IDEVAW 2011: GABRIELA USA Exposes The Role of the 1% in Violence Against Women

FOR IMMEDIATE RELEASE

November 25, 2011

Reference: Raquel Redondiez, Chairperson, GABRIELA-USA

Email: chair@gabusa.org

GABRIELA-USA MARKS IDEVAW EXPOSING

ROLE OF THE 1% IN VIOLENCE AGAINST WOMEN

Filipina Women’s Alliance IDEVAW Video Slideshow: http://tinyurl.com/gabIDEVAW2011

[youtube=http://www.youtube.com/watch?v=NoMpZFFLHL8&w=480&h=360]

SAN FRANCISCO, CA — GABRIELA-USA, an alliance of organizations representing Filipino women across the U.S. commemorate Nov 25, the International Day for the Elimination of Violence Against Women (IDEVAW) with a slideshow of their members and supporters exposing the role of the 1% in perpetrating violence against women throughout the world.
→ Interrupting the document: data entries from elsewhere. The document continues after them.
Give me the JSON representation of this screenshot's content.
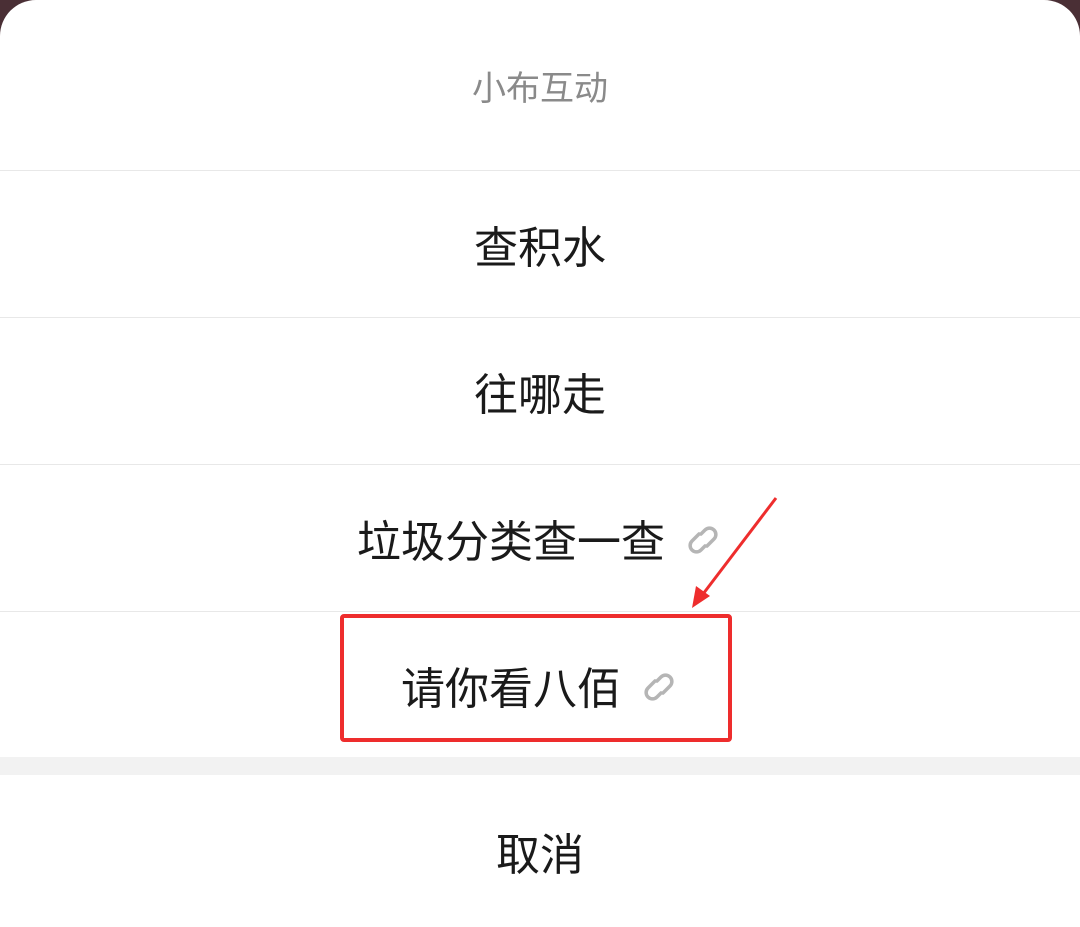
{
  "sheet": {
    "title": "小布互动",
    "options": [
      {
        "label": "查积水",
        "has_link_icon": false
      },
      {
        "label": "往哪走",
        "has_link_icon": false
      },
      {
        "label": "垃圾分类查一查",
        "has_link_icon": true
      },
      {
        "label": "请你看八佰",
        "has_link_icon": true
      }
    ],
    "cancel_label": "取消"
  },
  "annotation": {
    "highlight_color": "#ee2d2d",
    "icon": "link-icon"
  }
}
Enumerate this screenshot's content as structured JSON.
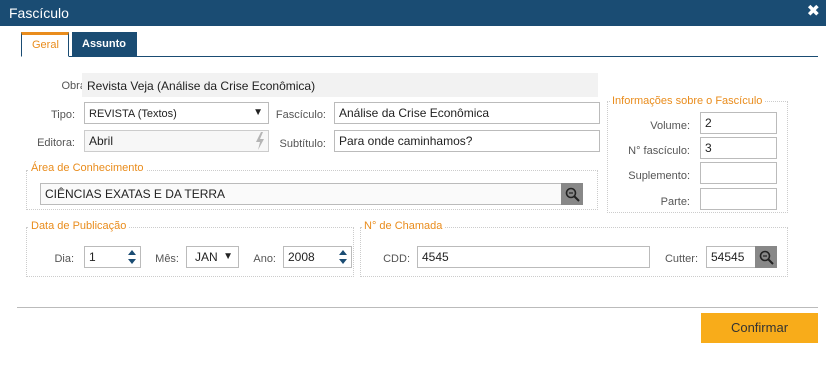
{
  "window": {
    "title": "Fascículo",
    "close_symbol": "✖"
  },
  "tabs": [
    {
      "label": "Geral"
    },
    {
      "label": "Assunto"
    }
  ],
  "geral": {
    "obra_label": "Obra:",
    "obra_value": "Revista Veja (Análise da Crise Econômica)",
    "tipo_label": "Tipo:",
    "tipo_value": "REVISTA (Textos)",
    "fasciculo_label": "Fascículo:",
    "fasciculo_value": "Análise da Crise Econômica",
    "editora_label": "Editora:",
    "editora_value": "Abril",
    "subtitulo_label": "Subtítulo:",
    "subtitulo_value": "Para onde caminhamos?"
  },
  "informacoes": {
    "title": "Informações sobre o Fascículo",
    "volume_label": "Volume:",
    "volume_value": "2",
    "numero_label": "N° fascículo:",
    "numero_value": "3",
    "suplemento_label": "Suplemento:",
    "suplemento_value": "",
    "parte_label": "Parte:",
    "parte_value": ""
  },
  "area": {
    "title": "Área de Conhecimento",
    "value": "CIÊNCIAS EXATAS E DA TERRA"
  },
  "publicacao": {
    "title": "Data de Publicação",
    "dia_label": "Dia:",
    "dia_value": "1",
    "mes_label": "Mês:",
    "mes_value": "JAN",
    "ano_label": "Ano:",
    "ano_value": "2008"
  },
  "chamada": {
    "title": "N° de Chamada",
    "cdd_label": "CDD:",
    "cdd_value": "4545",
    "cutter_label": "Cutter:",
    "cutter_value": "54545"
  },
  "footer": {
    "confirm_label": "Confirmar"
  },
  "colors": {
    "titlebar": "#1a4c73",
    "accent": "#e98c1c",
    "confirm": "#f8ac1a"
  }
}
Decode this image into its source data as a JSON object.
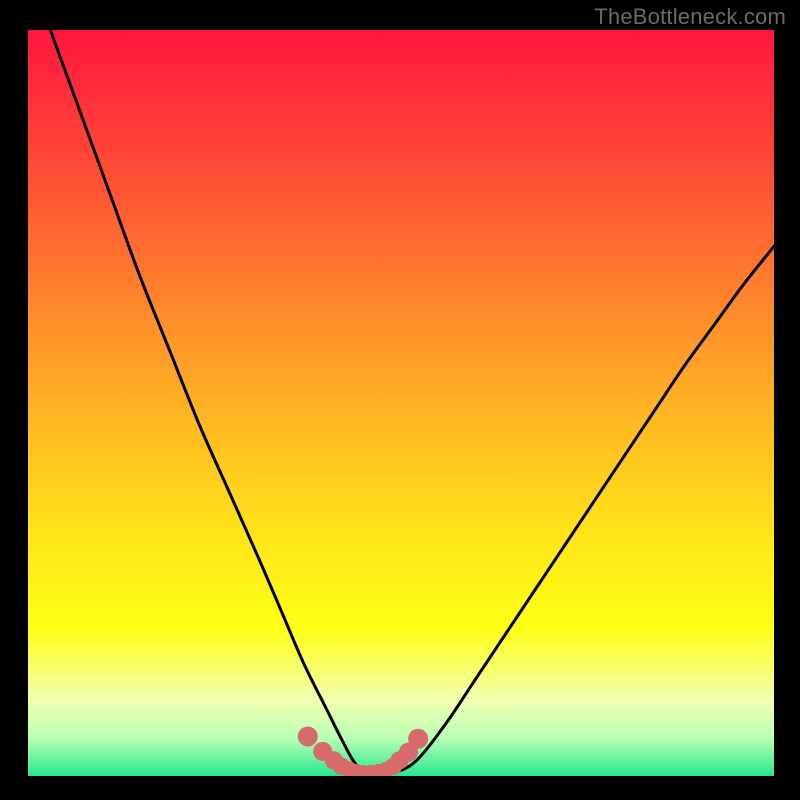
{
  "attribution": "TheBottleneck.com",
  "colors": {
    "gradient_top": "#ff163f",
    "gradient_mid1": "#ff5634",
    "gradient_mid2": "#ff9e28",
    "gradient_mid3": "#ffe31a",
    "gradient_mid4": "#ffff14",
    "gradient_mid5": "#f1ffb1",
    "gradient_mid6": "#b7ffb4",
    "gradient_bottom": "#28e78e",
    "curve": "#000000",
    "dots": "#d76b6c",
    "outer_bg": "#000000"
  },
  "chart_data": {
    "type": "line",
    "title": "",
    "xlabel": "",
    "ylabel": "",
    "xlim": [
      0,
      100
    ],
    "ylim": [
      0,
      100
    ],
    "series": [
      {
        "name": "bottleneck-curve",
        "x": [
          3,
          7,
          11,
          15,
          19,
          23,
          27,
          31,
          34,
          37,
          40,
          42,
          44,
          46,
          49,
          52,
          56,
          60,
          64,
          68,
          72,
          76,
          80,
          84,
          88,
          92,
          96,
          100
        ],
        "y": [
          100,
          89,
          78,
          67,
          57,
          47,
          38,
          29,
          22,
          15,
          9,
          5,
          1.5,
          0.5,
          0.5,
          2,
          7,
          13,
          19,
          25,
          31,
          37,
          43,
          49,
          55,
          60.5,
          66,
          71
        ]
      }
    ],
    "marker_points": {
      "name": "bottom-cluster",
      "x": [
        37.5,
        39.5,
        41,
        42,
        43,
        44,
        45,
        46,
        47,
        48,
        49,
        49.8,
        51,
        52.3
      ],
      "y": [
        5.3,
        3.3,
        2.1,
        1.3,
        0.9,
        0.6,
        0.5,
        0.5,
        0.6,
        0.8,
        1.3,
        2.1,
        3.2,
        5
      ]
    },
    "gradient_stops": [
      {
        "offset": 0,
        "key": "gradient_top"
      },
      {
        "offset": 0.22,
        "key": "gradient_mid1"
      },
      {
        "offset": 0.44,
        "key": "gradient_mid2"
      },
      {
        "offset": 0.67,
        "key": "gradient_mid3"
      },
      {
        "offset": 0.8,
        "key": "gradient_mid4"
      },
      {
        "offset": 0.9,
        "key": "gradient_mid5"
      },
      {
        "offset": 0.95,
        "key": "gradient_mid6"
      },
      {
        "offset": 1.0,
        "key": "gradient_bottom"
      }
    ]
  }
}
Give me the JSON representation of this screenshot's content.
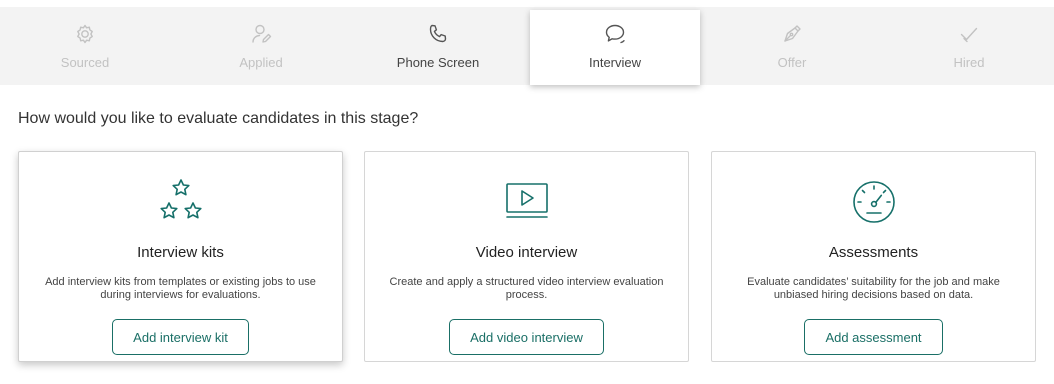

While domestic violence and rape are what comes to mind as examples of violence against women, GABRIELA-USA is choosing to highlight economic injustice, as well as political repression and human rights violations as more pervasive and systematic forms of violence suffered by women throughout the world.  “As women of the 99%, we hold the 1% accountable for the culture and system of violence they perpetrate on women around the world.  Hunger and poverty, joblessness and exploitation, evictions, forced migration, lack of housing and healthcare are all part of imperialist plunder and war on the 99% by the 1%,” said Raquel Redondiez, Chairperson for GABRIELA-USA.

As the 99% all over the world are rising up, political repression and human rights violations also continue to rise. This is highlighted in events that occurred just last week when University of California, Davis Police brutally pepper-sprayed student activists of Occupy Davis.  Earlier this week was also the 2-year anniversary of the election-related Ampatuan Massacre which took the lives of 57 people, 22 of them women, in the Philippines.  To this day, family members of the victims continue to seek justice and recently filed suit against former Philippine president Gloria Macapagal Arroyo for arming and supporting the Ampatuans. “Political repression, human rights violations, and economic injustice continue to be the most pervasive and brutal forms of violence against women.  This violence is systematically carried out by the 1% through their private armies, public police, and other state machinery to protect the economic interests of the few, leaving the majority of the world’s population with fewer resources to survive on,” concludes Redondiez.

Women’s activists have marked November 25 as a day to fight violence against women since 1981. On December 17, 1999, the United Nations General Assembly designated 25 November as the International Day for the Elimination of Violence Against Women by Resolution 54/134. The date came from the brutal assassination in 1960 of the three Mirabal sisters, politicalm activists in the Dominican Republic, on orders of Dominican dictator Rafael Trujillo.